Comércio justo na moda pode fomentar a proteção da Floresta Amazônica

Com rastreabilidade, transparência e novas práticas de compra, Rede Origens Brasil conecta produtores de comunidades tradicionais e indígenas ao mercado e consumo responsável.


Pintura Kayapó



O território do povo Cinta Larga, localizado nos estados de Rondônia e Mato Grosso, sofre há décadas com o garimpo. A prática é uma das principais causas das contaminações e violências sofridas pelos indígenas e integra a longa e nada transparente cadeia do ouro, e pode ser ainda mais agravada com a possível aprovação do Marco Temporal.

Vendas ilícitas, exploração desenfreada e impactos socioambientais negativos são, infelizmente, práticas recorrentes em relações comerciais que envolvem as terras da etnia. Mas Carina Cinta Larga tem uma história diferente para contar.

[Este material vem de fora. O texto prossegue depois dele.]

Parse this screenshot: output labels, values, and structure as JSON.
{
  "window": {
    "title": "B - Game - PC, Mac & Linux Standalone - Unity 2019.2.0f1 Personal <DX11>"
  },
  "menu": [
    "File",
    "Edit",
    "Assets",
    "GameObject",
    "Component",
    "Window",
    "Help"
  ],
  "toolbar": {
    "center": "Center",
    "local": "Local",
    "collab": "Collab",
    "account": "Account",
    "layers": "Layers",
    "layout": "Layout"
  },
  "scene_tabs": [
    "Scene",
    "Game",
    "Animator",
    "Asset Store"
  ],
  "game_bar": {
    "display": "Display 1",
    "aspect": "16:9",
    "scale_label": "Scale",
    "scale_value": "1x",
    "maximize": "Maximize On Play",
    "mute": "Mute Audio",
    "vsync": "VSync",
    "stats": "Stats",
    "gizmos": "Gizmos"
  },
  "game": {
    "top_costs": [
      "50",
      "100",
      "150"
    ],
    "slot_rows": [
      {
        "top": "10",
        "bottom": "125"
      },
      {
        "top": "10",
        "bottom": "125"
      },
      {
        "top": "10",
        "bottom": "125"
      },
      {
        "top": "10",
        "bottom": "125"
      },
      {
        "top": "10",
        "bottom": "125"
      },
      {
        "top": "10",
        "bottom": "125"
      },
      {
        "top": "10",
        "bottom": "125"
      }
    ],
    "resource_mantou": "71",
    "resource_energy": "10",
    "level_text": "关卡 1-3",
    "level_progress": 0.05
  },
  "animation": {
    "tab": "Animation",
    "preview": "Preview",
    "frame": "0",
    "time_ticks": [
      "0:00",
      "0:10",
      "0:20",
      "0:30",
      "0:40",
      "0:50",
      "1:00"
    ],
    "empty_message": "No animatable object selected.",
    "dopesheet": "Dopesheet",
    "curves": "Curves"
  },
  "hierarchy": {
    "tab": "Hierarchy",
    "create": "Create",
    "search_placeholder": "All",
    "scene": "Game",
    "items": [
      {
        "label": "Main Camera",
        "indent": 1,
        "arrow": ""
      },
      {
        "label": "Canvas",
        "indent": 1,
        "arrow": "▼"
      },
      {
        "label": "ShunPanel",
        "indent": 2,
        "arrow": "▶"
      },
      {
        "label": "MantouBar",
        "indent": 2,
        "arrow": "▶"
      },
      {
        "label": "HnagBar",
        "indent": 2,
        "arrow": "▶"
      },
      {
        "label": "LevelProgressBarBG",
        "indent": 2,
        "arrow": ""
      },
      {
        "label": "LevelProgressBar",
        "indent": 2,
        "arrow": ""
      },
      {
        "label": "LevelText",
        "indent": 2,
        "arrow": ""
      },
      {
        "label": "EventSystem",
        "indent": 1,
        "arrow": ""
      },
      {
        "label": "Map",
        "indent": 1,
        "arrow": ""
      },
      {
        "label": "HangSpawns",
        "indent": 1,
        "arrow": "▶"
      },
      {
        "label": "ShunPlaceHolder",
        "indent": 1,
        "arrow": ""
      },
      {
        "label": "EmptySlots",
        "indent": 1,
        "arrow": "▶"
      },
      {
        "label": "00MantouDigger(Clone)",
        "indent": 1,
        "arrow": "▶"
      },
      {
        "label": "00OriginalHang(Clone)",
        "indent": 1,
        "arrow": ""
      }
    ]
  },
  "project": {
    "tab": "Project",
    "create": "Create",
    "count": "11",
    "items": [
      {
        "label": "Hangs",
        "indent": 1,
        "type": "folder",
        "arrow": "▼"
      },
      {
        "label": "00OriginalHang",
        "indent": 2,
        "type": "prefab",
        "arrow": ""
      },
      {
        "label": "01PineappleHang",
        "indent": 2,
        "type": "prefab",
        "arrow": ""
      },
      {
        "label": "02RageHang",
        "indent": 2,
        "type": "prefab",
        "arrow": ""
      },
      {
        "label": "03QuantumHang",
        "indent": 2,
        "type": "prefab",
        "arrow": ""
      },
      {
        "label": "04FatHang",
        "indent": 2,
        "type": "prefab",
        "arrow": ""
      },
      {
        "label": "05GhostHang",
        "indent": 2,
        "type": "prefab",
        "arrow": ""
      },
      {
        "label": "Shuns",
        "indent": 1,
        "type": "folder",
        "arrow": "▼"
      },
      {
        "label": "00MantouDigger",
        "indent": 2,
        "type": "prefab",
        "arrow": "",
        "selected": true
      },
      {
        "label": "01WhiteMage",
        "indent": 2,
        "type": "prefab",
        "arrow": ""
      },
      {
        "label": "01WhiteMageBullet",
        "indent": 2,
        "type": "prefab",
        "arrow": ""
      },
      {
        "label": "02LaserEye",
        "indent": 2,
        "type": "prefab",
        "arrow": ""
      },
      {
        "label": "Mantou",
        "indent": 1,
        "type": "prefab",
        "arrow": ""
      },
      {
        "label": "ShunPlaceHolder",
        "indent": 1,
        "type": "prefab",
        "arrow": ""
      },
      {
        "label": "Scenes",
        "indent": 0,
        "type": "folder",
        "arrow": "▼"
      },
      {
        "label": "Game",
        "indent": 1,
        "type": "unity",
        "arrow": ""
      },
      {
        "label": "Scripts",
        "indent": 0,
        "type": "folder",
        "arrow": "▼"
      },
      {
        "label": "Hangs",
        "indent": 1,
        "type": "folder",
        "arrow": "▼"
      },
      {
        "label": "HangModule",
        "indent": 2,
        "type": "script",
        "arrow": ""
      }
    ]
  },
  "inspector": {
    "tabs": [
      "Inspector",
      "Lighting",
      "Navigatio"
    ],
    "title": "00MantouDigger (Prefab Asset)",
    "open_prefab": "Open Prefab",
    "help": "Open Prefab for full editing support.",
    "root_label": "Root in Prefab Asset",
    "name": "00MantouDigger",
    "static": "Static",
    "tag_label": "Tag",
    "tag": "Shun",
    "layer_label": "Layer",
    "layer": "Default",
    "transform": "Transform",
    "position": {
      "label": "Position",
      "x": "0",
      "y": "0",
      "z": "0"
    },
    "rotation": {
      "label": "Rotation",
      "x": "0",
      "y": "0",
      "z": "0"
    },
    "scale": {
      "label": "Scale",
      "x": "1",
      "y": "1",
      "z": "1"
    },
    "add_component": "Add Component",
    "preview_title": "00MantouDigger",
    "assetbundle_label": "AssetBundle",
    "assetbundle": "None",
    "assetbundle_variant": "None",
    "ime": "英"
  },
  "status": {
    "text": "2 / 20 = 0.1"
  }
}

A líder indígena faz parte da Rede Origens Brasil. Criada em 2015 pelo Instituto de Manejo e Certificação Florestal e Agrícola (Imaflora) e pelo Instituto Socioambiental (ISA), a entidade conecta produtos e produtores tradicionais e indígenas com empresas, organizações e consumidores, na missão de impulsionar alternativas econômicas e o comércio justo. “Quando participei da oficina da Origens, repassei todo aprendizado para as mulheres da minha comunidade”, fala Carina, de origem Cinta Larga e Suruí. “Fez uma diferença muito grande na organização das tabelas de preço, na valorização de cada peça, mantendo a cultura e também o cuidado com a floresta”, continua.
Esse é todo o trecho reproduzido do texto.